Vu les autres pièces du dossier ;

Vu :

- l'ordonnance n° 2015-899 du 23 juillet 2015 ;
- le décret n° 2016-360 du 25 mars 2016 ;
- l'arrêté du 19 janvier 2009 portant approbation du cahier des clauses administratives générales applicables aux marchés publics de fournitures courantes et de services ;
- le code de justice administrative.

Les parties ont été régulièrement averties du jour de l'audience.

Ont été entendus au cours de l'audience publique :

- le rapport de M. Camenen,
- les conclusions de Mme Janicot, rapporteure publique,
- et les observations de Me Colombet, pour la société Maintenance Industrie.

Une note en délibéré présentée pour la société Maintenance Industrie, par la SCP Richer et Associés Droit public, a été enregistrée le 19 octobre 2023.

Considérant ce qui suit :

1. La société Maintenance Industrie relève appel du jugement du tribunal administratif de Versailles du 2 juin 2020 qui a rejeté sa demande tendant à l'annulation du lot n° 1 du marché de fournitures de prestations de nettoyage pour plusieurs organismes de la direction générale de l'aviation civile (DGAC) en région parisienne conclu avec la société Samsic.

Sur la régularité du jugement attaqué :

2. Si la société Maintenance Industrie soutient que le tribunal administratif a commis des erreurs de fait ou de droit en ne reconnaissant pas les graves irrégularités commises lors de la procédure de passation du marché litigieux, de tels moyens sont relatifs au bien-fondé du jugement attaqué et sont sans influence sur sa régularité.
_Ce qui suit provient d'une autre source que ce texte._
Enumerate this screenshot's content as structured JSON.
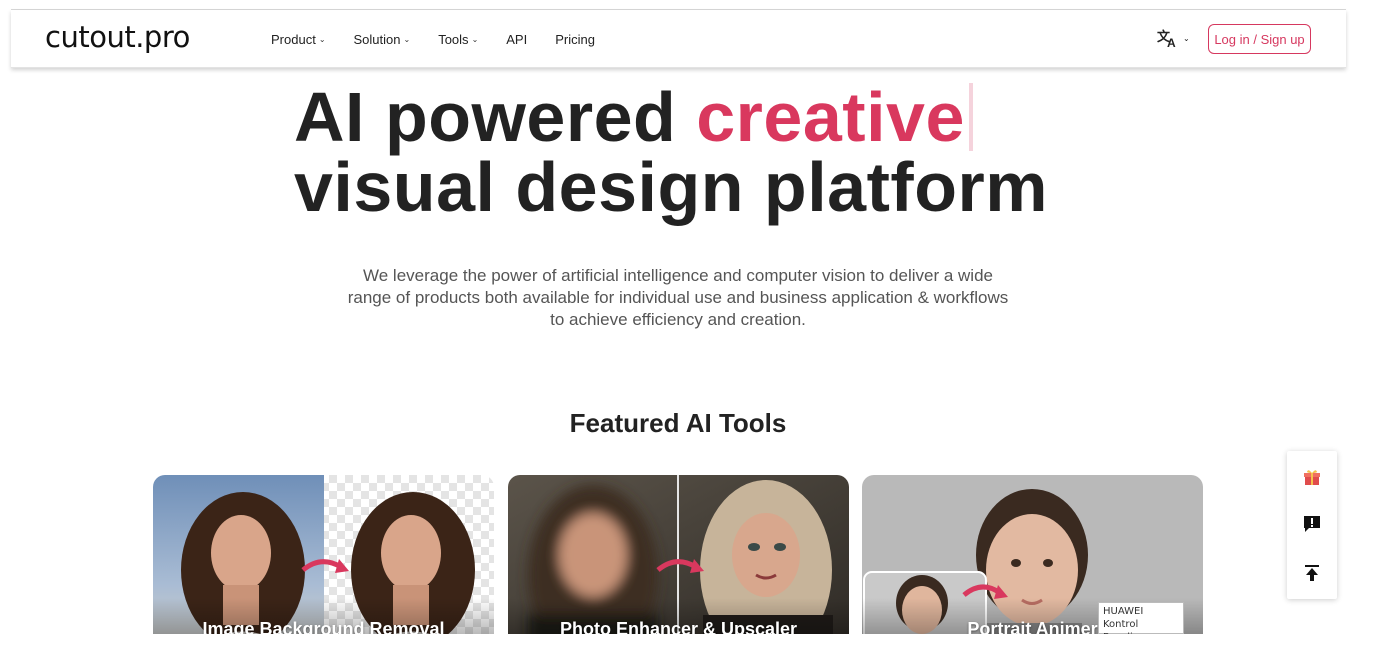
{
  "header": {
    "logo": "cutout.pro",
    "nav": [
      {
        "label": "Product",
        "has_dropdown": true
      },
      {
        "label": "Solution",
        "has_dropdown": true
      },
      {
        "label": "Tools",
        "has_dropdown": true
      },
      {
        "label": "API",
        "has_dropdown": false
      },
      {
        "label": "Pricing",
        "has_dropdown": false
      }
    ],
    "language_icon": "translate-icon",
    "login_label": "Log in / Sign up"
  },
  "hero": {
    "title_part1": "AI powered ",
    "title_accent": "creative",
    "title_line2": "visual design platform",
    "description": "We leverage the power of artificial intelligence and computer vision to deliver a wide range of products both available for individual use and business application & workflows to achieve efficiency and creation."
  },
  "featured": {
    "title": "Featured AI Tools",
    "cards": [
      {
        "label": "Image Background Removal"
      },
      {
        "label": "Photo Enhancer & Upscaler"
      },
      {
        "label": "Portrait Animer"
      }
    ]
  },
  "tooltip": {
    "line1": "HUAWEI Kontrol",
    "line2": "Paneli"
  },
  "sidebar": {
    "icons": [
      "gift-icon",
      "feedback-icon",
      "back-to-top-icon"
    ]
  },
  "colors": {
    "accent": "#d9385e",
    "text": "#222222",
    "muted": "#555555"
  }
}
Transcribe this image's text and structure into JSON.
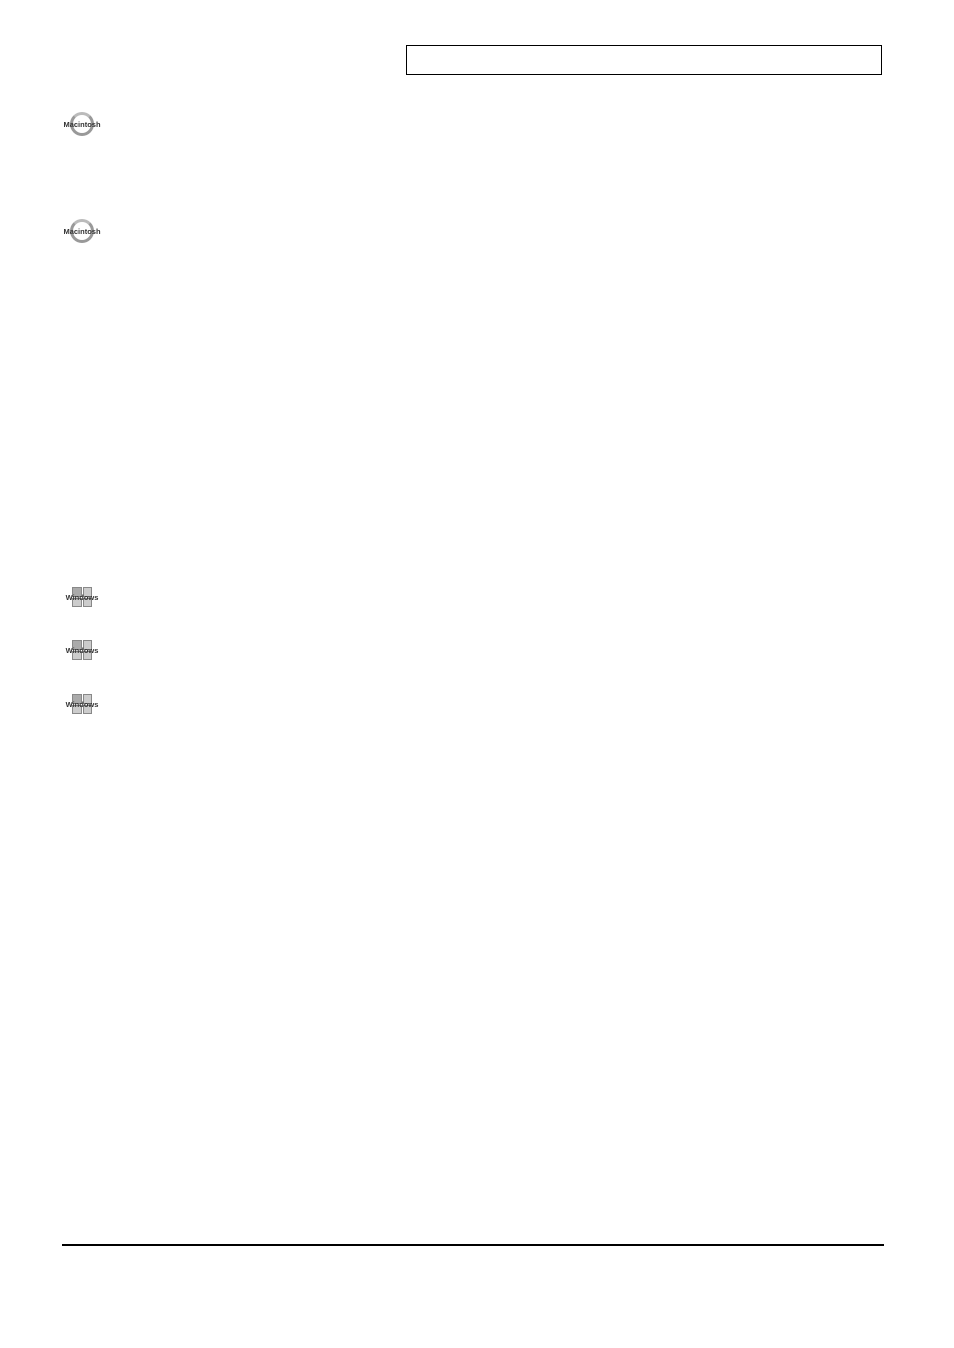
{
  "header": {
    "box_content": ""
  },
  "badges": {
    "mac_1": "Macintosh",
    "mac_2": "Macintosh",
    "win_1": "Windows",
    "win_2": "Windows",
    "win_3": "Windows"
  }
}
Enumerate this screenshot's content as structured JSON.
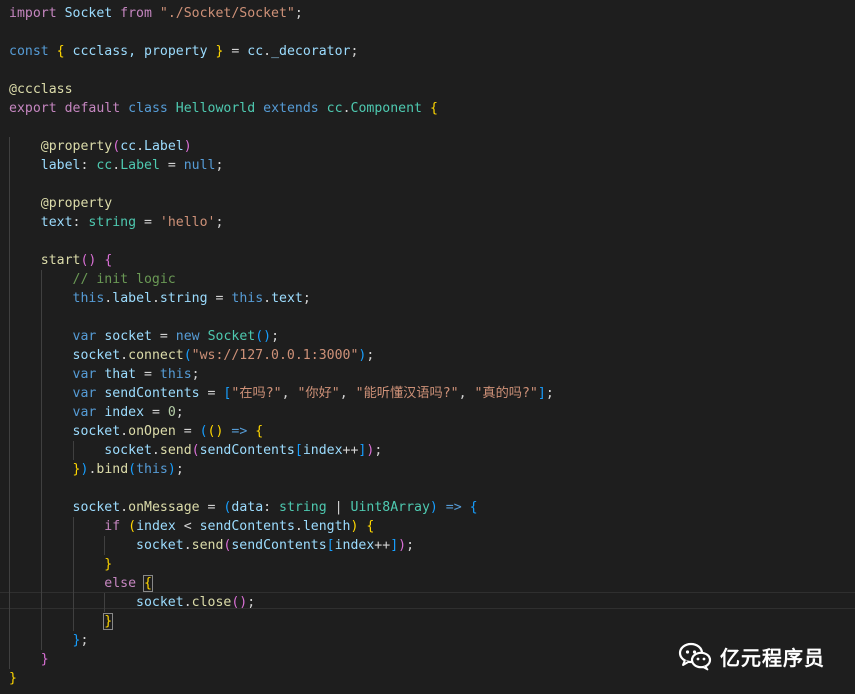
{
  "editor": {
    "lines": [
      [
        {
          "t": "import",
          "c": "ctl"
        },
        {
          "t": " Socket ",
          "c": "var"
        },
        {
          "t": "from",
          "c": "ctl"
        },
        {
          "t": " ",
          "c": "plain"
        },
        {
          "t": "\"./Socket/Socket\"",
          "c": "str"
        },
        {
          "t": ";",
          "c": "plain"
        }
      ],
      [],
      [
        {
          "t": "const",
          "c": "kw"
        },
        {
          "t": " ",
          "c": "plain"
        },
        {
          "t": "{",
          "c": "br1"
        },
        {
          "t": " ccclass, property ",
          "c": "var"
        },
        {
          "t": "}",
          "c": "br1"
        },
        {
          "t": " = ",
          "c": "op"
        },
        {
          "t": "cc",
          "c": "var"
        },
        {
          "t": ".",
          "c": "plain"
        },
        {
          "t": "_decorator",
          "c": "var"
        },
        {
          "t": ";",
          "c": "plain"
        }
      ],
      [],
      [
        {
          "t": "@ccclass",
          "c": "dec"
        }
      ],
      [
        {
          "t": "export",
          "c": "ctl"
        },
        {
          "t": " ",
          "c": "plain"
        },
        {
          "t": "default",
          "c": "ctl"
        },
        {
          "t": " ",
          "c": "plain"
        },
        {
          "t": "class",
          "c": "kw"
        },
        {
          "t": " ",
          "c": "plain"
        },
        {
          "t": "Helloworld",
          "c": "type"
        },
        {
          "t": " ",
          "c": "plain"
        },
        {
          "t": "extends",
          "c": "kw"
        },
        {
          "t": " ",
          "c": "plain"
        },
        {
          "t": "cc",
          "c": "type"
        },
        {
          "t": ".",
          "c": "plain"
        },
        {
          "t": "Component",
          "c": "type"
        },
        {
          "t": " ",
          "c": "plain"
        },
        {
          "t": "{",
          "c": "br1"
        }
      ],
      [],
      [
        {
          "t": "    ",
          "c": "plain"
        },
        {
          "t": "@property",
          "c": "dec"
        },
        {
          "t": "(",
          "c": "br2"
        },
        {
          "t": "cc",
          "c": "var"
        },
        {
          "t": ".",
          "c": "plain"
        },
        {
          "t": "Label",
          "c": "var"
        },
        {
          "t": ")",
          "c": "br2"
        }
      ],
      [
        {
          "t": "    ",
          "c": "plain"
        },
        {
          "t": "label",
          "c": "var"
        },
        {
          "t": ": ",
          "c": "plain"
        },
        {
          "t": "cc",
          "c": "type"
        },
        {
          "t": ".",
          "c": "plain"
        },
        {
          "t": "Label",
          "c": "type"
        },
        {
          "t": " = ",
          "c": "op"
        },
        {
          "t": "null",
          "c": "kw"
        },
        {
          "t": ";",
          "c": "plain"
        }
      ],
      [],
      [
        {
          "t": "    ",
          "c": "plain"
        },
        {
          "t": "@property",
          "c": "dec"
        }
      ],
      [
        {
          "t": "    ",
          "c": "plain"
        },
        {
          "t": "text",
          "c": "var"
        },
        {
          "t": ": ",
          "c": "plain"
        },
        {
          "t": "string",
          "c": "type"
        },
        {
          "t": " = ",
          "c": "op"
        },
        {
          "t": "'hello'",
          "c": "str"
        },
        {
          "t": ";",
          "c": "plain"
        }
      ],
      [],
      [
        {
          "t": "    ",
          "c": "plain"
        },
        {
          "t": "start",
          "c": "fn"
        },
        {
          "t": "()",
          "c": "br2"
        },
        {
          "t": " ",
          "c": "plain"
        },
        {
          "t": "{",
          "c": "br2"
        }
      ],
      [
        {
          "t": "        ",
          "c": "plain"
        },
        {
          "t": "// init logic",
          "c": "cmt"
        }
      ],
      [
        {
          "t": "        ",
          "c": "plain"
        },
        {
          "t": "this",
          "c": "kw"
        },
        {
          "t": ".",
          "c": "plain"
        },
        {
          "t": "label",
          "c": "var"
        },
        {
          "t": ".",
          "c": "plain"
        },
        {
          "t": "string",
          "c": "var"
        },
        {
          "t": " = ",
          "c": "op"
        },
        {
          "t": "this",
          "c": "kw"
        },
        {
          "t": ".",
          "c": "plain"
        },
        {
          "t": "text",
          "c": "var"
        },
        {
          "t": ";",
          "c": "plain"
        }
      ],
      [],
      [
        {
          "t": "        ",
          "c": "plain"
        },
        {
          "t": "var",
          "c": "kw"
        },
        {
          "t": " ",
          "c": "plain"
        },
        {
          "t": "socket",
          "c": "var"
        },
        {
          "t": " = ",
          "c": "op"
        },
        {
          "t": "new",
          "c": "kw"
        },
        {
          "t": " ",
          "c": "plain"
        },
        {
          "t": "Socket",
          "c": "type"
        },
        {
          "t": "()",
          "c": "br3"
        },
        {
          "t": ";",
          "c": "plain"
        }
      ],
      [
        {
          "t": "        ",
          "c": "plain"
        },
        {
          "t": "socket",
          "c": "var"
        },
        {
          "t": ".",
          "c": "plain"
        },
        {
          "t": "connect",
          "c": "fn"
        },
        {
          "t": "(",
          "c": "br3"
        },
        {
          "t": "\"ws://127.0.0.1:3000\"",
          "c": "str"
        },
        {
          "t": ")",
          "c": "br3"
        },
        {
          "t": ";",
          "c": "plain"
        }
      ],
      [
        {
          "t": "        ",
          "c": "plain"
        },
        {
          "t": "var",
          "c": "kw"
        },
        {
          "t": " ",
          "c": "plain"
        },
        {
          "t": "that",
          "c": "var"
        },
        {
          "t": " = ",
          "c": "op"
        },
        {
          "t": "this",
          "c": "kw"
        },
        {
          "t": ";",
          "c": "plain"
        }
      ],
      [
        {
          "t": "        ",
          "c": "plain"
        },
        {
          "t": "var",
          "c": "kw"
        },
        {
          "t": " ",
          "c": "plain"
        },
        {
          "t": "sendContents",
          "c": "var"
        },
        {
          "t": " = ",
          "c": "op"
        },
        {
          "t": "[",
          "c": "br3"
        },
        {
          "t": "\"在吗?\"",
          "c": "str"
        },
        {
          "t": ", ",
          "c": "plain"
        },
        {
          "t": "\"你好\"",
          "c": "str"
        },
        {
          "t": ", ",
          "c": "plain"
        },
        {
          "t": "\"能听懂汉语吗?\"",
          "c": "str"
        },
        {
          "t": ", ",
          "c": "plain"
        },
        {
          "t": "\"真的吗?\"",
          "c": "str"
        },
        {
          "t": "]",
          "c": "br3"
        },
        {
          "t": ";",
          "c": "plain"
        }
      ],
      [
        {
          "t": "        ",
          "c": "plain"
        },
        {
          "t": "var",
          "c": "kw"
        },
        {
          "t": " ",
          "c": "plain"
        },
        {
          "t": "index",
          "c": "var"
        },
        {
          "t": " = ",
          "c": "op"
        },
        {
          "t": "0",
          "c": "num"
        },
        {
          "t": ";",
          "c": "plain"
        }
      ],
      [
        {
          "t": "        ",
          "c": "plain"
        },
        {
          "t": "socket",
          "c": "var"
        },
        {
          "t": ".",
          "c": "plain"
        },
        {
          "t": "onOpen",
          "c": "fn"
        },
        {
          "t": " = ",
          "c": "op"
        },
        {
          "t": "(",
          "c": "br3"
        },
        {
          "t": "()",
          "c": "br1"
        },
        {
          "t": " => ",
          "c": "kw"
        },
        {
          "t": "{",
          "c": "br1"
        }
      ],
      [
        {
          "t": "            ",
          "c": "plain"
        },
        {
          "t": "socket",
          "c": "var"
        },
        {
          "t": ".",
          "c": "plain"
        },
        {
          "t": "send",
          "c": "fn"
        },
        {
          "t": "(",
          "c": "br2"
        },
        {
          "t": "sendContents",
          "c": "var"
        },
        {
          "t": "[",
          "c": "br3"
        },
        {
          "t": "index",
          "c": "var"
        },
        {
          "t": "++",
          "c": "op"
        },
        {
          "t": "]",
          "c": "br3"
        },
        {
          "t": ")",
          "c": "br2"
        },
        {
          "t": ";",
          "c": "plain"
        }
      ],
      [
        {
          "t": "        ",
          "c": "plain"
        },
        {
          "t": "}",
          "c": "br1"
        },
        {
          "t": ")",
          "c": "br3"
        },
        {
          "t": ".",
          "c": "plain"
        },
        {
          "t": "bind",
          "c": "fn"
        },
        {
          "t": "(",
          "c": "br3"
        },
        {
          "t": "this",
          "c": "kw"
        },
        {
          "t": ")",
          "c": "br3"
        },
        {
          "t": ";",
          "c": "plain"
        }
      ],
      [],
      [
        {
          "t": "        ",
          "c": "plain"
        },
        {
          "t": "socket",
          "c": "var"
        },
        {
          "t": ".",
          "c": "plain"
        },
        {
          "t": "onMessage",
          "c": "fn"
        },
        {
          "t": " = ",
          "c": "op"
        },
        {
          "t": "(",
          "c": "br3"
        },
        {
          "t": "data",
          "c": "var"
        },
        {
          "t": ": ",
          "c": "plain"
        },
        {
          "t": "string",
          "c": "type"
        },
        {
          "t": " | ",
          "c": "op"
        },
        {
          "t": "Uint8Array",
          "c": "type"
        },
        {
          "t": ")",
          "c": "br3"
        },
        {
          "t": " => ",
          "c": "kw"
        },
        {
          "t": "{",
          "c": "br3"
        }
      ],
      [
        {
          "t": "            ",
          "c": "plain"
        },
        {
          "t": "if",
          "c": "ctl"
        },
        {
          "t": " ",
          "c": "plain"
        },
        {
          "t": "(",
          "c": "br1"
        },
        {
          "t": "index",
          "c": "var"
        },
        {
          "t": " < ",
          "c": "op"
        },
        {
          "t": "sendContents",
          "c": "var"
        },
        {
          "t": ".",
          "c": "plain"
        },
        {
          "t": "length",
          "c": "var"
        },
        {
          "t": ")",
          "c": "br1"
        },
        {
          "t": " ",
          "c": "plain"
        },
        {
          "t": "{",
          "c": "br1"
        }
      ],
      [
        {
          "t": "                ",
          "c": "plain"
        },
        {
          "t": "socket",
          "c": "var"
        },
        {
          "t": ".",
          "c": "plain"
        },
        {
          "t": "send",
          "c": "fn"
        },
        {
          "t": "(",
          "c": "br2"
        },
        {
          "t": "sendContents",
          "c": "var"
        },
        {
          "t": "[",
          "c": "br3"
        },
        {
          "t": "index",
          "c": "var"
        },
        {
          "t": "++",
          "c": "op"
        },
        {
          "t": "]",
          "c": "br3"
        },
        {
          "t": ")",
          "c": "br2"
        },
        {
          "t": ";",
          "c": "plain"
        }
      ],
      [
        {
          "t": "            ",
          "c": "plain"
        },
        {
          "t": "}",
          "c": "br1"
        }
      ],
      [
        {
          "t": "            ",
          "c": "plain"
        },
        {
          "t": "else",
          "c": "ctl"
        },
        {
          "t": " ",
          "c": "plain"
        },
        {
          "t": "{",
          "c": "br1",
          "m": true
        }
      ],
      [
        {
          "t": "                ",
          "c": "plain"
        },
        {
          "t": "socket",
          "c": "var"
        },
        {
          "t": ".",
          "c": "plain"
        },
        {
          "t": "close",
          "c": "fn"
        },
        {
          "t": "()",
          "c": "br2"
        },
        {
          "t": ";",
          "c": "plain"
        }
      ],
      [
        {
          "t": "            ",
          "c": "plain"
        },
        {
          "t": "}",
          "c": "br1",
          "m": true
        }
      ],
      [
        {
          "t": "        ",
          "c": "plain"
        },
        {
          "t": "}",
          "c": "br3"
        },
        {
          "t": ";",
          "c": "plain"
        }
      ],
      [
        {
          "t": "    ",
          "c": "plain"
        },
        {
          "t": "}",
          "c": "br2"
        }
      ],
      [
        {
          "t": "}",
          "c": "br1"
        }
      ]
    ]
  },
  "watermark": {
    "icon": "wechat-icon",
    "text": "亿元程序员"
  },
  "colors": {
    "background": "#1e1e1e",
    "keyword": "#569cd6",
    "control": "#c586c0",
    "variable": "#9cdcfe",
    "function": "#dcdcaa",
    "type": "#4ec9b0",
    "string": "#ce9178",
    "number": "#b5cea8",
    "comment": "#6a9955"
  }
}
Par suite, ils doivent être écartés comme inopérants.

Au fond :

3. Indépendamment des actions dont disposent les parties à un contrat administratif et des actions ouvertes devant le juge de l'excès de pouvoir contre les clauses réglementaires d'un contrat ou devant le juge du référé contractuel sur le fondement des articles L. 551-13 et suivants du code de justice administrative, tout tiers à un contrat administratif susceptible d'être lésé dans ses intérêts de façon suffisamment directe et certaine par sa passation ou ses clauses est recevable à former devant le juge du contrat un recours de pleine juridiction contestant la validité du contrat ou de certaines de ses clauses non réglementaires qui en sont divisibles. Cette action devant le juge du contrat est également ouverte aux membres de l'organe délibérant de la collectivité territoriale ou du groupement de collectivités territoriales concerné ainsi qu'au représentant de l'Etat dans le département dans l'exercice du contrôle de légalité. Si le représentant de l'Etat dans le département et les membres de l'organe délibérant de la collectivité territoriale ou du groupement de collectivités territoriales concerné, compte tenu des intérêts dont ils ont la charge, peuvent invoquer tout moyen à l'appui du recours ainsi défini, les autres tiers ne peuvent invoquer que des vices en rapport direct avec l'intérêt lésé dont ils se prévalent ou ceux d'une gravité telle que le juge devrait les relever d'office. Un concurrent évincé ne peut ainsi invoquer, outre les vices d'ordre public dont serait entaché le contrat, que les manquements aux règles applicables à la passation de ce contrat qui sont en rapport direct avec son éviction.

4. Un candidat dont la candidature ou l'offre est irrégulière n'est pas susceptible d'être lésé par les manquements qu'il invoque, sauf si cette irrégularité est le résultat du manquement qu'il dénonce. Il en va ainsi alors même que son offre a été analysée, notée et classée par le pouvoir adjudicateur.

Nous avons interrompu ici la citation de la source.